If Walmart had been smart, it would have quietly stopped restocking Confederate-themed merchandise. If anyone asked, it would say that the merchandise just wasn’t selling like it used to. It’s a free country and Walmart can stock what it wants to. No one would have known the better and it could have kept its core shoppers. But instead it jumped out in front of a nonexistent Jacobin mob. It actually drew attention to its panicked, craven behavior. The very definition of foolish business behavior.
Sears has a different history than Walmart though their markets have quietly come to resemble each other. Sears has always had a different geographical footprint and Walmart has long been better-run and more profitable than the department store pioneer. In deep financial trouble, Sears can ill afford to start fights with chunks of its core customer base, yet that’s exactly what it did when it joined the purge of Confederate merchandise. Now, it’s likely that there wasn’t a lot of Confederate merchandise in the Sears catalog to begin with, but it’s the thought that counts.
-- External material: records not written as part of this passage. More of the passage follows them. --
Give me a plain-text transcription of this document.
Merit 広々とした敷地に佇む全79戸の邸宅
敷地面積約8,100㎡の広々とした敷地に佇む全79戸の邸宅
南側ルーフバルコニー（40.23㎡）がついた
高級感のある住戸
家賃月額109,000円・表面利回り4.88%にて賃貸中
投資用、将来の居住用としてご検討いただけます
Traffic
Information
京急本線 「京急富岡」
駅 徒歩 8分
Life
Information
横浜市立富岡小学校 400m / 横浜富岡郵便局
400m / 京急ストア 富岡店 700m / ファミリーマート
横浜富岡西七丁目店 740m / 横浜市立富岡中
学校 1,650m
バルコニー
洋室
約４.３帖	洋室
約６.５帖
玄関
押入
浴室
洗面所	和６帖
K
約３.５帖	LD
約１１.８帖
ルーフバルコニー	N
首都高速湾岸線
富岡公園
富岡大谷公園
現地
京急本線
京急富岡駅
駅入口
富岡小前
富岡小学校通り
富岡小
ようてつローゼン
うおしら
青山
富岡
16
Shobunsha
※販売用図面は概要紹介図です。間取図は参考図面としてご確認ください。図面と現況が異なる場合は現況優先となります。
Some people have tried to explain these bizarre moves by saying that modern business are “risk-averse” so they naturally kowtow to activists. But that doesn’t really make sense. There weren’t many activists making demands of either retailer. And the danger of irritating large segments of the core base should have set off alarms.
Seriously, was there anyone not going to Sears (or Walmart for that matter) because it sold “Confederate merchandise”? How did this move solve any problem? It only created a problem.
The few activists that might be placated in the execs’ eyes are the very same people usually working against businesses, Walmart especially. Now they’ve been encouraged. They will make greater demands in the future.
Both companies could have easily sat this out.
I have been shopping at Sears occasionally — to try to help them out. I live in Arlington, Virginia, a proudly Walmart-free liberal county. I won’t be shopping at Sears, no doubt hastening its demise, and I certainly won’t be making my way to a Walmart anytime soon. Nor will I waste intellectual energy defending Walmart when it comes under attack from antibusiness liberals.
Much the same goes for NASCAR. Over the last couple of years, after its peak of popularity in the “W” years, NASCAR has made uncomfortable moves to get away from its base audience of Walmart and Sears shoppers (Craftsman tools!). After eagerly saying it welcomed homosexual marriage (in the pits?), it too has jumped on the bash-the-Confederacy bandwagon.
NASCAR has been under a guilt-bombing by liberals who wouldn’t be caught dead within 50 miles of a NASCAR race over the sport’s “lack of diversity;” as if every sport is supposed to match the racial makeup of the U.S.
Does NASCAR possibly think it will find a new, bigger, more loyal audience in urban environments and people offended by the Confederate flag? Well, good luck on that one. I won’t be watching any longer.
I’ll write eventually on the increasing politicization of sports. Suffice to say, I abandoned the NFL over the Limbaugh snub many years ago. I cut back my NBA watching this year because it has become hyperpoliticized (more than just the Jason Collins thing). Major League Baseball is usually okay though it’s fetishization of Jackie Robinson is approaching need-a-restraining order time. So, I’ve learned a lot about hockey this year. The NHL is growing on me – and I watch a lot of smaller conference college sports. I watch a lot of sports. I have a Washington Nationals-Atlanta Braves rerun going on the TV right now as I write this. I love knowing the Nats are going to win.